I try looking up directly from a transfomer, Datastage states it's not allowd a cycle operation. I try it with sequential file, it's allowed, but look up returns nothing even a match is there.

Thanks,

Posted: Thu Sep 11, 2014 8:18 am
by chulett
olgc - let's keep your question in one place rather than repeating it when you find a similar topic from the past. This one is much more 'on topic' so I removed your post in the other thread.

Thanks.

Posted: Thu Sep 11, 2014 9:17 am
by qt_ky
olgc wrote:I try looking up directly from a transfomer, Datastage states it's not allowd a cycle operation. I try it with sequential file, it's allowed, but look up returns nothing even a match is there.
If you are doing a normal lookup, then it reads all the reference data into memory before processing the main input data.

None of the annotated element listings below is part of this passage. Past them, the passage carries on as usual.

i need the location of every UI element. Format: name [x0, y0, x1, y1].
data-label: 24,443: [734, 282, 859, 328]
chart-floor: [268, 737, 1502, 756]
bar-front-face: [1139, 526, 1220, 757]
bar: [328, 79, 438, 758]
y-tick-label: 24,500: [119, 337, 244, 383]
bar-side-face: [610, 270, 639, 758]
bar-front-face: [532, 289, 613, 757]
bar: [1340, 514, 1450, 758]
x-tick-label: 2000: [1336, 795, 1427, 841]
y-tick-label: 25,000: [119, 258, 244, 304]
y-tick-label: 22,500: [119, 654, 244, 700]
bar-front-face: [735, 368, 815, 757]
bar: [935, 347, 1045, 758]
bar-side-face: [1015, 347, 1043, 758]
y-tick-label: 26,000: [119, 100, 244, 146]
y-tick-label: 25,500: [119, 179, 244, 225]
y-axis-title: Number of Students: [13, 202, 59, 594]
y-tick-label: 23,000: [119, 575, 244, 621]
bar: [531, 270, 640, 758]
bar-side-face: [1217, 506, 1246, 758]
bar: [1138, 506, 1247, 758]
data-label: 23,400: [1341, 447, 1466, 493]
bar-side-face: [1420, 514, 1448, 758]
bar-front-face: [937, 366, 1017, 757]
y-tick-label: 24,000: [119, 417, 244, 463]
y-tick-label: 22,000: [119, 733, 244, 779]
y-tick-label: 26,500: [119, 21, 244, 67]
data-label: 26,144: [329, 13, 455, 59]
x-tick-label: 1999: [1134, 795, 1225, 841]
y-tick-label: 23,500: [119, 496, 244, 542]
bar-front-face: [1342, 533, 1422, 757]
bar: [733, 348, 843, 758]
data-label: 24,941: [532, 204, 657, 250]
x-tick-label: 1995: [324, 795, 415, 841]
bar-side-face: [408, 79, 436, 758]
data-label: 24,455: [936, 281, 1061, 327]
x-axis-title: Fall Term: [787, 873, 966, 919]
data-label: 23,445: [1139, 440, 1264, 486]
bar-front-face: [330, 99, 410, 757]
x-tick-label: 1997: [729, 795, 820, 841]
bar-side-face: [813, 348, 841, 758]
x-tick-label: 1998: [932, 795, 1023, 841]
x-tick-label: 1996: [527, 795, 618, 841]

If you are able to do a sparse lookup, then it does not read any reference data into memory, rather it looks up each record one by one. Sparse lookup should handle your scenarios.

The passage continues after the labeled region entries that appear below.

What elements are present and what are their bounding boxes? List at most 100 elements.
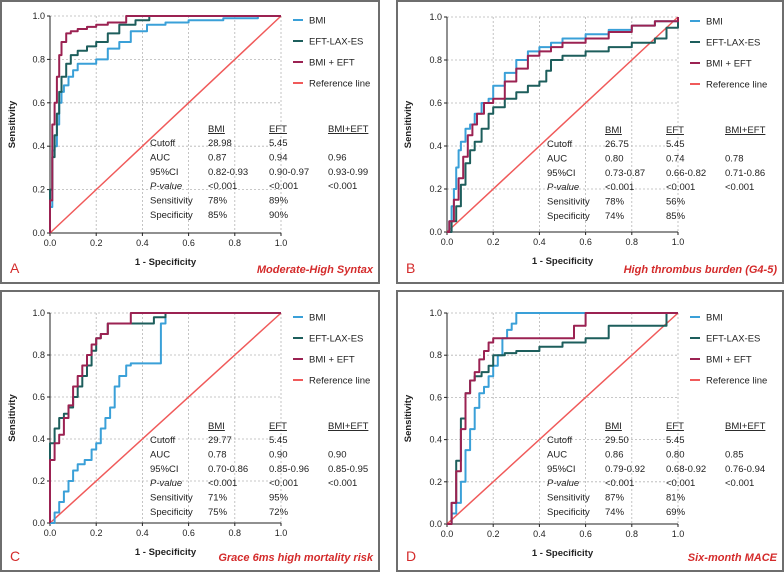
y-tick-label: 0.6 xyxy=(32,392,45,402)
y-tick-label: 0.4 xyxy=(429,435,442,445)
y-tick-label: 0.0 xyxy=(429,227,442,237)
roc-curve-bmi xyxy=(447,312,678,525)
roc-curve-eft xyxy=(447,17,679,233)
stat-value: 0.90 xyxy=(269,449,288,460)
legend-label-eft: EFT-LAX-ES xyxy=(706,38,760,49)
stat-value: <0.001 xyxy=(605,478,634,489)
stat-value: 74% xyxy=(605,211,625,222)
stat-value: 0.87 xyxy=(208,152,227,163)
roc-curve-combined xyxy=(49,312,281,523)
stat-value: 0.94 xyxy=(269,152,288,163)
roc-panel-a: 0.0 0.2 0.4 0.6 0.8 1.0 0.0 0.2 0.4 0.6 0.8 1.0 1 - … xyxy=(0,0,380,284)
stat-value: 89% xyxy=(269,196,289,207)
y-tick-label: 0.6 xyxy=(32,98,45,108)
stat-row-label: Sensitivity xyxy=(547,493,590,504)
y-tick-label: 1.0 xyxy=(32,11,45,21)
stat-header: EFT xyxy=(666,421,684,432)
stat-row-label: P-value xyxy=(547,478,579,489)
y-tick-label: 0.6 xyxy=(429,392,442,402)
y-tick-label: 0.6 xyxy=(429,98,442,108)
x-tick-label: 0.0 xyxy=(44,238,57,248)
x-tick-label: 0.8 xyxy=(626,529,639,539)
stat-value: <0.001 xyxy=(328,181,357,192)
stat-value: 0.70-0.86 xyxy=(208,464,248,475)
stat-header: BMI+EFT xyxy=(328,124,369,135)
stat-row-label: P-value xyxy=(547,182,579,193)
stat-row-label: Specificity xyxy=(150,210,193,221)
x-tick-label: 0.0 xyxy=(441,237,454,247)
stat-value: <0.001 xyxy=(208,478,237,489)
roc-curve-eft xyxy=(447,312,678,525)
x-tick-label: 0.8 xyxy=(229,238,242,248)
stat-header: BMI xyxy=(605,421,622,432)
stat-value: 85% xyxy=(208,210,228,221)
stat-value: 0.90-0.97 xyxy=(269,167,309,178)
stat-row-label: AUC xyxy=(150,449,170,460)
x-tick-label: 1.0 xyxy=(275,238,288,248)
stat-value: 5.45 xyxy=(666,139,685,150)
stat-value: 87% xyxy=(605,493,625,504)
legend-label-reference: Reference line xyxy=(309,79,370,90)
roc-curve-bmi xyxy=(50,312,281,524)
panel-caption: Moderate-High Syntax xyxy=(257,264,374,276)
stat-value: 0.80 xyxy=(666,449,685,460)
stat-header: BMI xyxy=(208,421,225,432)
roc-curve-bmi xyxy=(49,15,281,233)
stat-row-label: AUC xyxy=(547,449,567,460)
panel-letter: C xyxy=(10,548,20,564)
panel-caption: High thrombus burden (G4-5) xyxy=(624,264,778,276)
stat-value: 69% xyxy=(666,507,686,518)
stat-row-label: 95%CI xyxy=(547,464,576,475)
y-tick-label: 0.8 xyxy=(32,350,45,360)
stat-value: 0.78 xyxy=(725,153,744,164)
roc-curve-combined xyxy=(447,312,678,525)
stat-header: EFT xyxy=(269,421,287,432)
panel-caption: Grace 6ms high mortality risk xyxy=(218,552,374,564)
reference-line xyxy=(49,15,282,234)
stat-row-label: Specificity xyxy=(547,507,590,518)
stat-header: BMI xyxy=(605,125,622,136)
x-tick-label: 1.0 xyxy=(672,237,685,247)
stat-value: <0.001 xyxy=(605,182,634,193)
x-tick-label: 0.2 xyxy=(90,238,103,248)
panel-letter: D xyxy=(406,548,416,564)
roc-panel-c: 0.0 0.2 0.4 0.6 0.8 1.0 0.0 0.2 0.4 0.6 0.8 1.0 1 - … xyxy=(0,290,380,572)
x-tick-label: 0.0 xyxy=(44,528,57,538)
stat-value: 0.76-0.94 xyxy=(725,464,765,475)
stat-value: <0.001 xyxy=(269,478,298,489)
stat-row-label: Cutoff xyxy=(150,435,176,446)
x-tick-label: 0.8 xyxy=(229,528,242,538)
stat-value: 0.73-0.87 xyxy=(605,168,645,179)
stat-header: EFT xyxy=(666,125,684,136)
stat-value: 85% xyxy=(666,211,686,222)
y-tick-label: 0.8 xyxy=(32,54,45,64)
stat-value: 95% xyxy=(269,493,289,504)
x-tick-label: 0.4 xyxy=(136,528,149,538)
y-tick-label: 0.4 xyxy=(429,141,442,151)
panel-caption: Six-month MACE xyxy=(688,552,778,564)
stat-header: EFT xyxy=(269,124,287,135)
x-tick-label: 0.6 xyxy=(182,528,195,538)
stat-value: 0.90 xyxy=(328,449,347,460)
stat-row-label: Specificity xyxy=(150,507,193,518)
y-tick-label: 0.2 xyxy=(32,476,45,486)
y-tick-label: 0.0 xyxy=(32,228,45,238)
stat-row-label: Sensitivity xyxy=(547,197,590,208)
stat-row-label: P-value xyxy=(150,181,182,192)
stat-value: 0.80 xyxy=(605,153,624,164)
x-tick-label: 0.4 xyxy=(533,237,546,247)
y-axis-title: Sensitivity xyxy=(403,100,414,148)
y-tick-label: 0.0 xyxy=(429,519,442,529)
x-tick-label: 0.6 xyxy=(579,237,592,247)
reference-line xyxy=(446,16,679,233)
stat-value: 0.78 xyxy=(208,449,227,460)
stat-value: 0.74 xyxy=(666,153,685,164)
y-tick-label: 0.4 xyxy=(32,434,45,444)
x-tick-label: 1.0 xyxy=(275,528,288,538)
stat-value: <0.001 xyxy=(666,182,695,193)
x-axis-title: 1 - Specificity xyxy=(532,548,594,559)
x-tick-label: 0.4 xyxy=(533,529,546,539)
legend-label-eft: EFT-LAX-ES xyxy=(706,334,760,345)
stat-header: BMI+EFT xyxy=(725,421,766,432)
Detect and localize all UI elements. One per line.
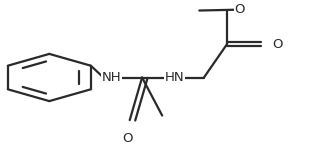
Text: O: O [272,38,283,51]
Text: NH: NH [101,71,121,84]
Text: O: O [122,132,133,145]
Text: O: O [234,3,245,16]
Text: HN: HN [165,71,184,84]
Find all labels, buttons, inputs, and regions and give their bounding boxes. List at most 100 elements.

Posted: Thu Sep 11, 2014 12:44 pm
by olgc
Thanks, Eric, for your good suggestion. But only database table look up can be configured with sparse look up as statement below. For look up into sequential file, there is no sparse look up possible. Thanks,
Configuring sparse lookup operations
Data that is read by a database stage can serve as reference data to a Lookup stage. By default, this reference data is loaded into memory like any other reference link. When directly connected as the reference link to a Lookup stage, you can configure the Lookup Type property of the DB2 connector to Sparse and send individual SQL statements to the database for each incoming Lookup row.

Posted: Thu Sep 11, 2014 7:38 pm
by qt_ky
Perhaps you could remove duplicates prior to assigning surrogate keys.

Posted: Fri Sep 12, 2014 7:20 am
by olgc
Even they are the same customer, they are from different service providers, so it's a different account, you can not remove them. Business needs both of them in the system.

Posted: Fri Sep 12, 2014 9:38 am
by qt_ky
I guess I don't understand what you are asking.
olgc wrote:In the same run, the new customer can be present in more than one service providers, so can have more than one instance. When you generate a key for the first instance, and when the second comes in, you need to find his/her key in the dataset, or it will generate another key for him/her.

So how do you handle this scenario?
If both of them are needed in the system, then shouldn't each of them have unique keys generated?

Posted: Mon Sep 15, 2014 4:24 am
by priyadarshikunal
what you can do is to hold the records and not write before you de-duplicate it and then insert only one customer record in the target.